Miura ha scritto:
Ach! Ammetto la mia colpa e la mia ignoranza io l'avevo appena comprata, non pensavo fosse sbagliata. Però mezzo metro in 1/87 diventano 5 millimetri, per come la vedo io è tollerabile. Il sito sembra interessante, peccato che è in tedesco.
Miura, dove c'è gusto non ci si perde. Se ti piace quel pezzo, per brutto o sbagliato che sia, fa il suo mestiere, appaga i tuoi desideri di gusto.
Io non l'ho considerata perché appunto troppo sbagliata, insomma mi sa di presa per i fondelli, soprattutto perchè lo slogan di presentazione era: modello completamente rifatto e riprogettato!! E poi messa vicino alla lunga, sfido io che 5 millimetri si vedono!
Morale della favoletta: leggendo i messaggi di questo forum, si evidenziano almeno due nette categorie di modellisti: quelli che rugano anche per una tonalità errata di colore (quell'Isabella lì non mi pare poi tanto corretto, messo il modello di 3/4 mi dava una sensazione diversa dai miei sbiaditi ricordi di 50 anni fa o dalla mia personale interpretazione dell'esatta tonalità di Isabella dedotta dalle foto in b/n, sempre di 50 anni fa), e quelli che accettano anche un modello sbagliato nelle quote, o che dicono che un modello, solo perché fatto da questa o quella ditta, è bello e fatto bene a prescindere. Non sto facendo un appunto a nessuno, intendiamoci, questo è un hobby che ci appaga solo perché soddisfiamo quel nostro recondito senso di nostalgia, di gusto, di voglia di fuga dalla realtà. Io stesso ho nella mia collezione chissà quanti modelli sbagliati, eppure sono felice di averli. Purtroppo in questo hobby i modelli sbagliati non fanno la fine dei francobolli sbagliati, che valgono mooolto più di quelli buoni se vengono ritirati dal commercio.

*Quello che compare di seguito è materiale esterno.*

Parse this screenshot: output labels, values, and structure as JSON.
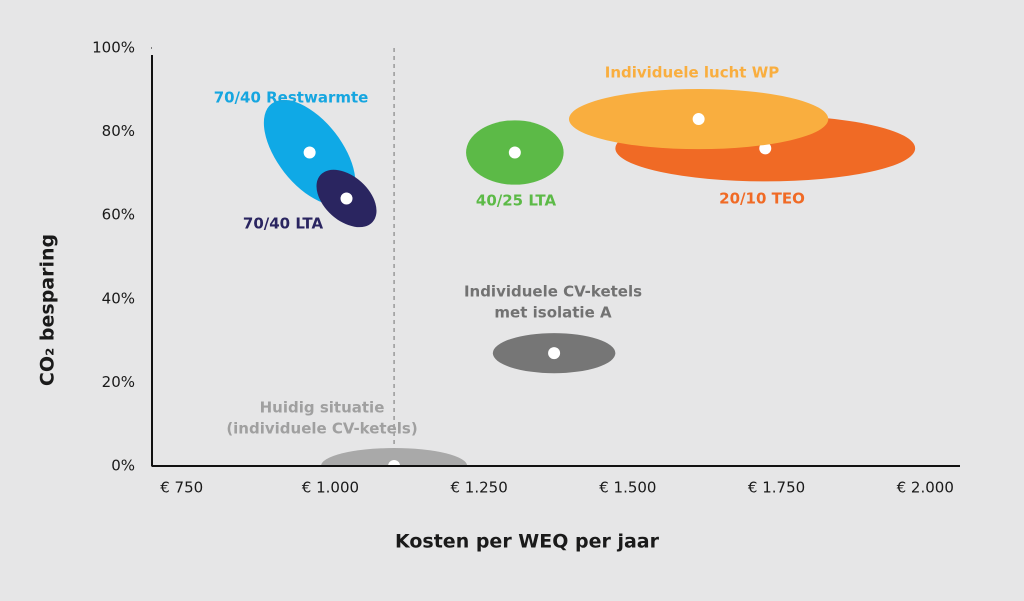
{
  "chart_data": {
    "type": "ellipse-scatter",
    "xlabel": "Kosten per WEQ per jaar",
    "ylabel": "CO₂ besparing",
    "xlim": [
      700,
      2050
    ],
    "ylim": [
      0,
      100
    ],
    "xticks": [
      {
        "value": 750,
        "label": "€ 750"
      },
      {
        "value": 1000,
        "label": "€ 1.000"
      },
      {
        "value": 1250,
        "label": "€ 1.250"
      },
      {
        "value": 1500,
        "label": "€ 1.500"
      },
      {
        "value": 1750,
        "label": "€ 1.750"
      },
      {
        "value": 2000,
        "label": "€ 2.000"
      }
    ],
    "yticks": [
      {
        "value": 0,
        "label": "0%"
      },
      {
        "value": 20,
        "label": "20%"
      },
      {
        "value": 40,
        "label": "40%"
      },
      {
        "value": 60,
        "label": "60%"
      },
      {
        "value": 80,
        "label": "80%"
      },
      {
        "value": 100,
        "label": "100%"
      }
    ],
    "reference_x": 1107,
    "series": [
      {
        "label": [
          "70/40 Restwarmte"
        ],
        "color": "#0fa9e6",
        "label_color": "#16a6e0",
        "x": 965,
        "y": 75,
        "x_spread": 104,
        "y_spread": 7.7,
        "angle": 52
      },
      {
        "label": [
          "70/40 LTA"
        ],
        "color": "#2a2560",
        "label_color": "#2a2560",
        "x": 1027,
        "y": 64,
        "x_spread": 59,
        "y_spread": 5.3,
        "angle": 42
      },
      {
        "label": [
          "40/25 LTA"
        ],
        "color": "#5cba47",
        "label_color": "#5cba47",
        "x": 1310,
        "y": 75,
        "x_spread": 82,
        "y_spread": 7.7,
        "angle": 0
      },
      {
        "label": [
          "20/10 TEO"
        ],
        "color": "#f06a25",
        "label_color": "#f06a25",
        "x": 1731,
        "y": 76,
        "x_spread": 252,
        "y_spread": 7.9,
        "angle": 0
      },
      {
        "label": [
          "Individuele lucht WP"
        ],
        "color": "#f9ae3f",
        "label_color": "#f9ae3f",
        "x": 1619,
        "y": 83,
        "x_spread": 218,
        "y_spread": 7.2,
        "angle": 0
      },
      {
        "label": [
          "Individuele CV-ketels",
          "met isolatie A"
        ],
        "color": "#767676",
        "label_color": "#727272",
        "x": 1376,
        "y": 27,
        "x_spread": 103,
        "y_spread": 4.8,
        "angle": 0
      },
      {
        "label": [
          "Huidig situatie",
          "(individuele CV-ketels)"
        ],
        "color": "#a9a9a9",
        "label_color": "#a0a0a0",
        "x": 1107,
        "y": 0,
        "x_spread": 123,
        "y_spread": 4.3,
        "angle": 0
      }
    ]
  }
}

Ma almeno in questo NON siamo diversi dai tedeschi. Io che seguo il Bavarese da molti anni, ricordo quando la RR presentò sul mercato la S3/6 di II e III serie, quella con lo S Drive. In Germania inorridirono, poiché RR aveva tirato fuori un marchingegno progettuale eccezionale (non mi riferisco allo S Drive): per consentire al modello di girar agevolmente su qualunque curva di un qualsiasi tracciato casalingo, avevano "rimpicciolito" le ruote di 1,5 mm sul diametro. Come si erano permessi di alterare le ruote di una delle loro leggende a vapore? RR fece un flop. Oggi la Cassa di vetro di Trix, ancorché sbagliata ancora peggio della S 3/6, non fosse altro che su questa macchina non v'è alcuna necessità, se non economica, di barare sulle quote (risparmio e non rifaccio l'intera macchina), si vende eccome, anche in Germania!!! Bah! Che si tratti in realtà solo di campanilismo teutonico?
Una nota a margine: se avete una vecchia S3/6 di RR e la confrontate con una Roco, le diverse dimensioni delle ruote saltano subito all'occhio. Però allo stesso modo vi potete accorgere di come RR fosse riuscita a rendere comunque il modello armonioso, pur con le ruote più piccole: aveva infatti alterato anche la lunghezza della caldaia, ma in punti tali da far si che il rodiggio nel suo complesso si trovasse nella stessa posizione che se il modello avesse avuto le quote corrette. Insomma una vera chicca, che però non passò. Ci provarono. Io ho avuto nei vari anni quasi tutte le versioni di quel modello, oggi posseggo solo quelle bavaresi. Pur essendo sbagliate, le tengo perché mi piacciono un sacco, e poi a mio avviso furono innovative all'epoca. Parliamo dell'inizio anni 90, ruote con bordino RP25, S Drive, colorazione, scritte e rifiniture eccezionali, respingenti molleggiati, particolari in ottone, biellismo finissimo anche sagomato (al centro era più largo che ai bordi), meccanica e forza di trazione però insufficienti (forse questo contribuì all'insuccesso).
Trix/Marklin non hanno fatto nulla di tutto ciò, hanno solo rifatto le due fiancatine del telaio per chiudere i fori dell'asse cieco.